Ces vendeurs sont souvent moins chers que les grands magasins parce qu'ils négocient habilement certains arrivages (y compris en trans-frontières). En contrepartie, le choix qu'on y trouve est lui aussi tributaire dans une certaine mesure de ces arrivages. Les marges effectuées par les vendeurs sont également moins importantes que dans les autres grands magasins spécialisés dans l'informatique.
Dans les années 1970 pourtant, il y avait encore là une cour de ferme, dont les habitants du quartier entendaient le coq chanter, et jusqu'aux années 1980 la rue était restée plutôt tristounette, bordée de petits immeubles modestes et désertée par les commerces. Toutes les boutiques aux volets clos ont maintenant été reprises par des distributeurs d'informatique. Le déclic a eu lieu en 1995 lorsque le magasin Surcouf a quitté l’avenue Philippe-Auguste pour l'avenue Daumesnil avoisinante.
Les prix pratiqués peuvent varier dans la journée. Ainsi les boutiques affichent volontiers leurs prix en vitrine afin que chacun puisse comparer facilement. Plusieurs sites web permettant de comparer les prix proposés par les différents établissements pour un produit donné ont d'ailleurs été développé, ils permettent de voir l'évolution des prix d'un produit selon le moment de la journée.

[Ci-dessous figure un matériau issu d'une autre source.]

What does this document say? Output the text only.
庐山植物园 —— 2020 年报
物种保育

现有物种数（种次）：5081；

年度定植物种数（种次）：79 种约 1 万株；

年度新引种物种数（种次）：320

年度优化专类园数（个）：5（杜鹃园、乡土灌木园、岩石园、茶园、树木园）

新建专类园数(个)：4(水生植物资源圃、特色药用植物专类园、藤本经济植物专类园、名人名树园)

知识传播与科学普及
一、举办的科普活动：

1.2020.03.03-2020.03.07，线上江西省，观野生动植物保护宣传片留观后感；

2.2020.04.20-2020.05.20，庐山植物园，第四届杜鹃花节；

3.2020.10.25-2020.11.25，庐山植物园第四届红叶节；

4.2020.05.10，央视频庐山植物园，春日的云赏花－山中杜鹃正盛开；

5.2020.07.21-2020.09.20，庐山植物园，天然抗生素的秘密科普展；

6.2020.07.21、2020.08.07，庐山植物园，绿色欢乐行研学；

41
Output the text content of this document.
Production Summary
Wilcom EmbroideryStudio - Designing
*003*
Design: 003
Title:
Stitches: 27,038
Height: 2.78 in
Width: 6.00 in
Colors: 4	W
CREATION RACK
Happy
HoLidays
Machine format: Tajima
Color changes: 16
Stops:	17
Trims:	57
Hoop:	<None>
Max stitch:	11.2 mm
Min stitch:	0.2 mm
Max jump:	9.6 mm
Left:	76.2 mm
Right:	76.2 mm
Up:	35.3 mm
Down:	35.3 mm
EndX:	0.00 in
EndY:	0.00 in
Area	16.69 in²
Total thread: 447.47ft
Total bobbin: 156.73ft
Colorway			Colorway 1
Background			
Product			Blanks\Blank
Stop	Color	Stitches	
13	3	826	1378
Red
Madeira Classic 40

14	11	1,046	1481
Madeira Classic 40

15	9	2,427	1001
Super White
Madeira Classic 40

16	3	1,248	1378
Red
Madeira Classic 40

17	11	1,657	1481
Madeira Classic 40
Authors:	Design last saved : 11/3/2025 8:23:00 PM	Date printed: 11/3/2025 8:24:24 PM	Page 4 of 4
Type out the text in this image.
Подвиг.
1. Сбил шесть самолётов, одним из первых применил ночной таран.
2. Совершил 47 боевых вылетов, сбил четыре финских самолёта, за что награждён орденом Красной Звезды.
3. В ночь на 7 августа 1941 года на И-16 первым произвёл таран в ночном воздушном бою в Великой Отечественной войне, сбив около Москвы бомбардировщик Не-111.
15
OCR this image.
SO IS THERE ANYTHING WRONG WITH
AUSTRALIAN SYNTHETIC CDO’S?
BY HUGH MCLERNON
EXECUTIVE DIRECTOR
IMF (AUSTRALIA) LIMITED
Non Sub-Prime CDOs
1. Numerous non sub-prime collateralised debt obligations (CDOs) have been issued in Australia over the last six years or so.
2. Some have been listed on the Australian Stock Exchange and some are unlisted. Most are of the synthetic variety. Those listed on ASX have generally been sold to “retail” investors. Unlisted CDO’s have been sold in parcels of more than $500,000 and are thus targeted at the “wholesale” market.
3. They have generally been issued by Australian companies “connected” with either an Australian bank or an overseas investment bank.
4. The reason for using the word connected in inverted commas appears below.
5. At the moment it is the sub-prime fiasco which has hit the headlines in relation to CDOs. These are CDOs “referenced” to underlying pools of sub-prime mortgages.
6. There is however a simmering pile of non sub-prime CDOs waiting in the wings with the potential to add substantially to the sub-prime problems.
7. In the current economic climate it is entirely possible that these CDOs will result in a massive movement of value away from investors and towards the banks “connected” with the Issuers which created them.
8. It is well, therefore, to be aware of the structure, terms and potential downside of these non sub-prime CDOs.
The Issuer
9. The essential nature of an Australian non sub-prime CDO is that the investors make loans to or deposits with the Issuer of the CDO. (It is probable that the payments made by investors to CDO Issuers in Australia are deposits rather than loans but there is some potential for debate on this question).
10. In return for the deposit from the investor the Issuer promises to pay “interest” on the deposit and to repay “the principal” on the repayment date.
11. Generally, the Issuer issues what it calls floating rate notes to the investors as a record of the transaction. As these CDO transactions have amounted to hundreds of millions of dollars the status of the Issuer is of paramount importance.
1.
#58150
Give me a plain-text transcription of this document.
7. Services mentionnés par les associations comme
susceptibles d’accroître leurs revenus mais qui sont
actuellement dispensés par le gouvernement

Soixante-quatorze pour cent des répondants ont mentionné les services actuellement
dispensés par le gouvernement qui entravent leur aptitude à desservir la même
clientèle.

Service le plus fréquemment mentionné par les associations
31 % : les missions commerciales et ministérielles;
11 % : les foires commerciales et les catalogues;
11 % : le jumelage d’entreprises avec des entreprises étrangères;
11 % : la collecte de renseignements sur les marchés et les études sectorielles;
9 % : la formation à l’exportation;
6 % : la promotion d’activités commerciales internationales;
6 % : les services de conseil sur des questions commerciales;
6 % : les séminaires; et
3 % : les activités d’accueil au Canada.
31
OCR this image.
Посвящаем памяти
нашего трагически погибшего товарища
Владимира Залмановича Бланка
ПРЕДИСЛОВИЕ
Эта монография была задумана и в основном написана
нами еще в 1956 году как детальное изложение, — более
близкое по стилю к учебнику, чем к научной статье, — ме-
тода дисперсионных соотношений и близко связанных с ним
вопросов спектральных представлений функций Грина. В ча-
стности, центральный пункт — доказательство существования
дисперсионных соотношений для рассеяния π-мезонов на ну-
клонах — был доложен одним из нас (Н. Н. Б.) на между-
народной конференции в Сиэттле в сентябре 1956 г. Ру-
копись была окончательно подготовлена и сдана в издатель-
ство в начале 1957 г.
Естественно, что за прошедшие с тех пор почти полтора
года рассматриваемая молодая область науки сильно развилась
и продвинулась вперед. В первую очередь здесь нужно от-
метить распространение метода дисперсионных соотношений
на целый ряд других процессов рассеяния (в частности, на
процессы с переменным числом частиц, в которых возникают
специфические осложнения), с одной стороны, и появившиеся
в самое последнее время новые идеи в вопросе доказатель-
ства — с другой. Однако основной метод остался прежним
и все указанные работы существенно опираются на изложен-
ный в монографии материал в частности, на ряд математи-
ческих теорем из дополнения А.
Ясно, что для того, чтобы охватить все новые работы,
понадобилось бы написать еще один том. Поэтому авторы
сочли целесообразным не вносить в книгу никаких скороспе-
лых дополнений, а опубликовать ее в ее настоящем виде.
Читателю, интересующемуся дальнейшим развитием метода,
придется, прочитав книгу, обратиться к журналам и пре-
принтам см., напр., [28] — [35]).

Les informations prodiguées sont toutefois spéculatives : les boutiques doivent en effet avoir un compte afin de pouvoir rendre compte de leur prestation, aussi, dans la pratique, l'information n'y est pas des plus fiables.
Le 6 mars 2006, la gendarmerie nationale effectue une « descente » dans quinze magasins d'informatique pour démanteler un réseau d'importation de CD et DVD vierges, ces magasins baissant leurs prix en échappant notoirement à la TVA et la taxe sur la copie privée.